The situation is the same time and time agaion: You are analyzing yet another virtual machine in some CTF competition and you arrive at the point where you want to start writing the disassembler. As time is of the essence corners are cut and you end up with yet another linear sweep disassembler. But who can fault you? Once you finish the instruction decoder the full disassembler is just one list comprehension away.

from struct import unpack_from as upf

def decode(base_addr, code, addr):
    """
    base_addr: The base address of the code
    code:      raw instructionstream as bytearray
    addr:      The address of the instruction to be decoded

    decode returns a triple:
    - True if this instruction terminates the bb, False if not
    - List of successors to this instruction (will contain exactly one element if it is not a terminator)
    - Decoded Instruction
    """
    ins = upf("<HBQBQBQ", code, addr - base_addr)
    if ins[0] == 0x14:                     # JMP
        return (True, [ins[2]], ins)
    if ins[0] in [0x15, 0x16, 0x17, 0x1b]: # JEQ, JNE, JA, JG
        return (True, [addr + 0x1d, ins[2]], ins)
    return (False, [addr + 0x1d], ins)

def disass_linear(vaddr, code):
    num_ins = len(code) // 0x1d
    return [decode(vaddr, code, vaddr + 0x1d * i) for i in range(num_ins)]

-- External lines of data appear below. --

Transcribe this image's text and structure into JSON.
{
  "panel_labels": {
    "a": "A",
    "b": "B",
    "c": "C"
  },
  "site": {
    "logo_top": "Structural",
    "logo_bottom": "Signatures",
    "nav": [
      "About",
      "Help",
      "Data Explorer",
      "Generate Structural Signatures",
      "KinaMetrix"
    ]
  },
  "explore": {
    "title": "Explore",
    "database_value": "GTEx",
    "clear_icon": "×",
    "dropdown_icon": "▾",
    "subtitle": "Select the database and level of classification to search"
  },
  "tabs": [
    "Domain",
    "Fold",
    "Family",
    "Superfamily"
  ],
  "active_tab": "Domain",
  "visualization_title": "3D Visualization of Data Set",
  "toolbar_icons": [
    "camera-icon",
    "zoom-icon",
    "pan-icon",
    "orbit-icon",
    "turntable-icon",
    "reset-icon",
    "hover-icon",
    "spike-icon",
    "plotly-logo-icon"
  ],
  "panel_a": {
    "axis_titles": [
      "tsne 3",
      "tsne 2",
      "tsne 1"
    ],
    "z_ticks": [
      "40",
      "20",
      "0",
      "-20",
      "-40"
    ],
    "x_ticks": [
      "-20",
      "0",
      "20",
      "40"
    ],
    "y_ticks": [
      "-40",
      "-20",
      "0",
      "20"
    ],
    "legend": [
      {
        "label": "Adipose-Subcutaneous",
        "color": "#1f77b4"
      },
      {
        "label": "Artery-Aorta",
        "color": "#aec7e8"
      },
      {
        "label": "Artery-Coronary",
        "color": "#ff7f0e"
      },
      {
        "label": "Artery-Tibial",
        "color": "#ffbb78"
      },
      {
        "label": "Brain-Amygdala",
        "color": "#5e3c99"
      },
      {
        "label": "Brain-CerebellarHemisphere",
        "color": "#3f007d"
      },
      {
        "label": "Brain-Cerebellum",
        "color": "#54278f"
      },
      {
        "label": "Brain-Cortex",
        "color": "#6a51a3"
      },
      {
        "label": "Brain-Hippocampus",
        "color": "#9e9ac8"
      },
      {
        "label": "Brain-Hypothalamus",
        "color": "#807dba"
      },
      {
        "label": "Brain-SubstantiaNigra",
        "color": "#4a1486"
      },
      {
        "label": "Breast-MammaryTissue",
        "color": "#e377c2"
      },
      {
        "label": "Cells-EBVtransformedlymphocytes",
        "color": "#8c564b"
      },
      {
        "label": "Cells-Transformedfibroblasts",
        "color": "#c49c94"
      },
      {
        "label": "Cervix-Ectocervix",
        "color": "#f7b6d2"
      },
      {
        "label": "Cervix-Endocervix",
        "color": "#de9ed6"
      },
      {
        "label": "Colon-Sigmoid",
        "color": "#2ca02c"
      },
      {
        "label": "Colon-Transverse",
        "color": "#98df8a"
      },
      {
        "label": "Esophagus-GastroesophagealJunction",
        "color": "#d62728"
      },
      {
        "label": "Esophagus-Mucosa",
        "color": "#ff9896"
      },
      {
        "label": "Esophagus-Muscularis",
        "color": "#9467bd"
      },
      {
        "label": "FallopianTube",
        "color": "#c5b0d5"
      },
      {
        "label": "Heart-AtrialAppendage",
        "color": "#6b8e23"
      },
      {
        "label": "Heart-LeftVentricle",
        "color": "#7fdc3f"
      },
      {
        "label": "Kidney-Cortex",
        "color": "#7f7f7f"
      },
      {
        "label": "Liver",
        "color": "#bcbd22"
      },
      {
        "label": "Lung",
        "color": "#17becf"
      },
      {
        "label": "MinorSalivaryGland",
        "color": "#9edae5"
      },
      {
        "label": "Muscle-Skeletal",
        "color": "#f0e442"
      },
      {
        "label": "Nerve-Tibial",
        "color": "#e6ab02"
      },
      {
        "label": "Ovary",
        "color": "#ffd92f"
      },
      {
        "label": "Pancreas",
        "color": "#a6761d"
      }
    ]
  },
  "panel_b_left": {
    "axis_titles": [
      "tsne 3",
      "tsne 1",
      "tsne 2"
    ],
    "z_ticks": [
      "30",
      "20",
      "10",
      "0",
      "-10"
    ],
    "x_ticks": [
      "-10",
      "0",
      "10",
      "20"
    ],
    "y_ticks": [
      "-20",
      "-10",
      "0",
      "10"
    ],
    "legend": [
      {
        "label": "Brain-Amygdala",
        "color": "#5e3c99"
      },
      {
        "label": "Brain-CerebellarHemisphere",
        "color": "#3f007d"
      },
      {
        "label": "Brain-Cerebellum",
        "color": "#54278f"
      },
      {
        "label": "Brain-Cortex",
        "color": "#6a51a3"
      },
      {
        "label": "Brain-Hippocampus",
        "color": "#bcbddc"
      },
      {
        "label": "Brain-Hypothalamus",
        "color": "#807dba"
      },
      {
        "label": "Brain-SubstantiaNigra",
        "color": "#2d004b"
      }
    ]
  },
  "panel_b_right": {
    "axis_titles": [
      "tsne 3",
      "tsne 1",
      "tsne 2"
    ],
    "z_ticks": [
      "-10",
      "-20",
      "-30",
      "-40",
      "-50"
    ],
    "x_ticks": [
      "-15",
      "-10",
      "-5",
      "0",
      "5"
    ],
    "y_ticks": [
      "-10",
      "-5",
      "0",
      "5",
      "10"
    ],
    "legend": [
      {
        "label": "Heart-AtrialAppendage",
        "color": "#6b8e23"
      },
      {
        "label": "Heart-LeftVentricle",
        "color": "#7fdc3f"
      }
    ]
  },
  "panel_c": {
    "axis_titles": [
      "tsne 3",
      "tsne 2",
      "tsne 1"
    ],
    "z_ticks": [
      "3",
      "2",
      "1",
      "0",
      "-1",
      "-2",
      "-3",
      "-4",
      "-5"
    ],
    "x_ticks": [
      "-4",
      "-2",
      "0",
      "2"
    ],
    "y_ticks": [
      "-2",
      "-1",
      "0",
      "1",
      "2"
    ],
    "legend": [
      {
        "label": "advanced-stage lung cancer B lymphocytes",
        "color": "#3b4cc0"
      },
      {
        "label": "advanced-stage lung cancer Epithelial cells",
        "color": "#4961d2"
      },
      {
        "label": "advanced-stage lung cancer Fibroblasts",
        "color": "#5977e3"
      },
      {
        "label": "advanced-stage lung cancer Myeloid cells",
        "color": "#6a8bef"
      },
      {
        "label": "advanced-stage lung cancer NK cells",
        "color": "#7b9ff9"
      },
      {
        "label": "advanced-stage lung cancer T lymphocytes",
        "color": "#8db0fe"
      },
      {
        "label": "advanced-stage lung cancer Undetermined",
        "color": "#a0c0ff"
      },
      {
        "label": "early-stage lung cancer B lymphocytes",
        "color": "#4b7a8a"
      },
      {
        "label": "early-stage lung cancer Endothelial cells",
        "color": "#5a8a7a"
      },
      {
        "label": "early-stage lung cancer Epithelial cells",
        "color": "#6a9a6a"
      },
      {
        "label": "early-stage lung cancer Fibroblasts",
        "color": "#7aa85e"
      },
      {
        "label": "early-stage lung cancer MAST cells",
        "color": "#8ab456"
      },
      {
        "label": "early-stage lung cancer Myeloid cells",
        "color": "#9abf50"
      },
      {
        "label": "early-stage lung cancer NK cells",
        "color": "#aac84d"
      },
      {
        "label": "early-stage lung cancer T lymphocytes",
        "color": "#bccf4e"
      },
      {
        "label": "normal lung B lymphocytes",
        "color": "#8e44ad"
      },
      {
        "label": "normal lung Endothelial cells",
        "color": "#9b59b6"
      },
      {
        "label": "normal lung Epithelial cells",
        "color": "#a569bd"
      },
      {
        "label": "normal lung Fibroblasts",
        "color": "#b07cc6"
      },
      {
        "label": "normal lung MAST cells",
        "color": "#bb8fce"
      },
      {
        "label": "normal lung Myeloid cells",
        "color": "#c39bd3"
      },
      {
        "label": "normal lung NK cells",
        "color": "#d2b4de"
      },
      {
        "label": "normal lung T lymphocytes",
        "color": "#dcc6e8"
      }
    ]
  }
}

This usually does suffice, and works well as long as you don’t need to recover the control flow graph. Once you need it however you usually regret going the quick and easy way and think about how you can shoehorn CFG recovery into your tooling. To save you from regrets the next time around let’s throw together a small recursive disassembler. Not only is CFG recovery part of this algorithm but as added benefit disassembling will not fail due to embedded constant data.

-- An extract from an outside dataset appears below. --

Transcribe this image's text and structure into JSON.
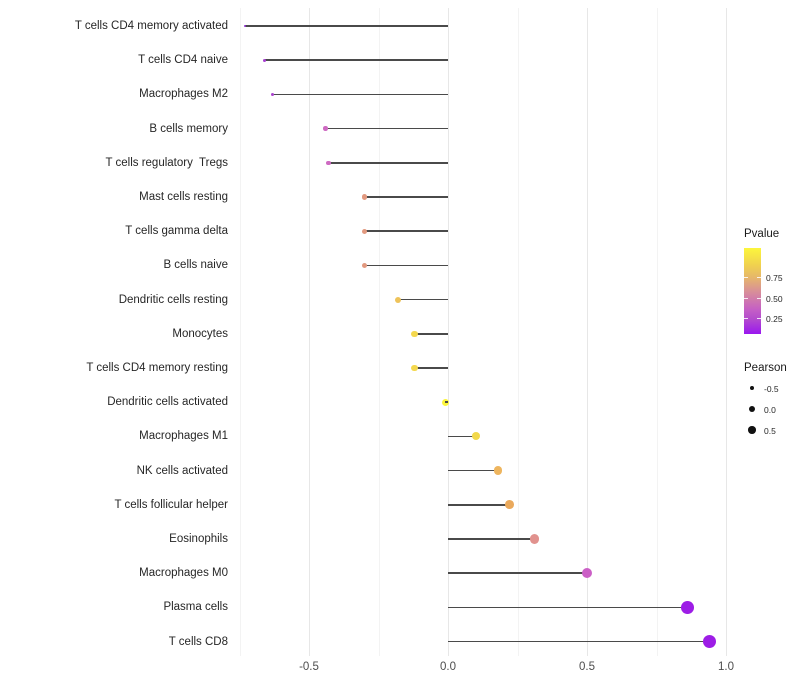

from sortedcontainer import SortedDict

def disass_rec(vaddr, code, entry):
    todo = [entry]      # working set of basic block entry points
    insn = {}
    bbs = SortedDict()  # the recovered basic blocks
    while len(todo):
        cur = todo[0]   # take the first element from the working set
        todo = todo[1:]
        
        bbaddr = cur
        bb = []         # instructions in this basic block
        suc = []        # list of basic block successors

        # if we have not seen this virtual address yet a basic block starts here
        if cur not in insn:
            bbs[cur] = (suc, bb)
        
        # as long as we have unseen virtual addresses
        while cur not in insn:
            if cur < vaddr:
                bb.append(f"SEGFAULT")
                break
            try:
                # decode the instruction
                term, nxt, ins = decode(vaddr, code, cur)
            except:
                term, nxt, ins = True, [], f"INVALID / SEGFAULT"

            # place the instruction into the current basic block
            bb.append((cur, ins))
            # register the virtual address
            insn[cur] = bbaddr

            if term:
                # the instruction terminates the basic block
                suc.extend(nxt)
                todo.extend(nxt)
                break

            # go to the next virtual address
            cur = nxt[0]
            continue
        
        else:
            # we hit a virtual address we have already seen
            # fetch the coresponding basic block address
            bbaddr = insn[cur]
            if cur == bbaddr:
                # we hit the first instruction of the block, so just mark it as successor
                suc.append(cur)
                continue

            # it is not the first instruction, so we want to split the basic block
            # fetch the basic block
            oldbb_suc, oldbb_ins = bbs[bbaddr]
            # gather the instructions with virtual address >= cur
            overlap = [*dropwhile(lambda x: x[0] < cur, oldbb_ins)]

            # get the virtual address of the basic block that we split off
            ovs = overlap[0][0]
            # update the instruction registry such that the instructions in the block
            # that is split off point to its basic block again
            for insaddr, _ in overlap:
                insn[insaddr] = ovs
            # register the split off basic block, steal the old blocks successor
            bbs[ovs] = (oldbb_suc, overlap)

            # remove the instructions we transfered from the old block
            del oldbb_ins[-len(overlap):]
            # update the old basic block
            bbs[bbaddr] = ([ovs], oldbb_ins)

            # make the split off block the successor to this basic block
            suc.append(ovs)

    return bbs

An added benefit of recursive disassembling is that instrucitons don’t need to be aligned to a multiple of their size. There can be holes in the instruction stream faultering linear sweep algorithms that would be off after the hole.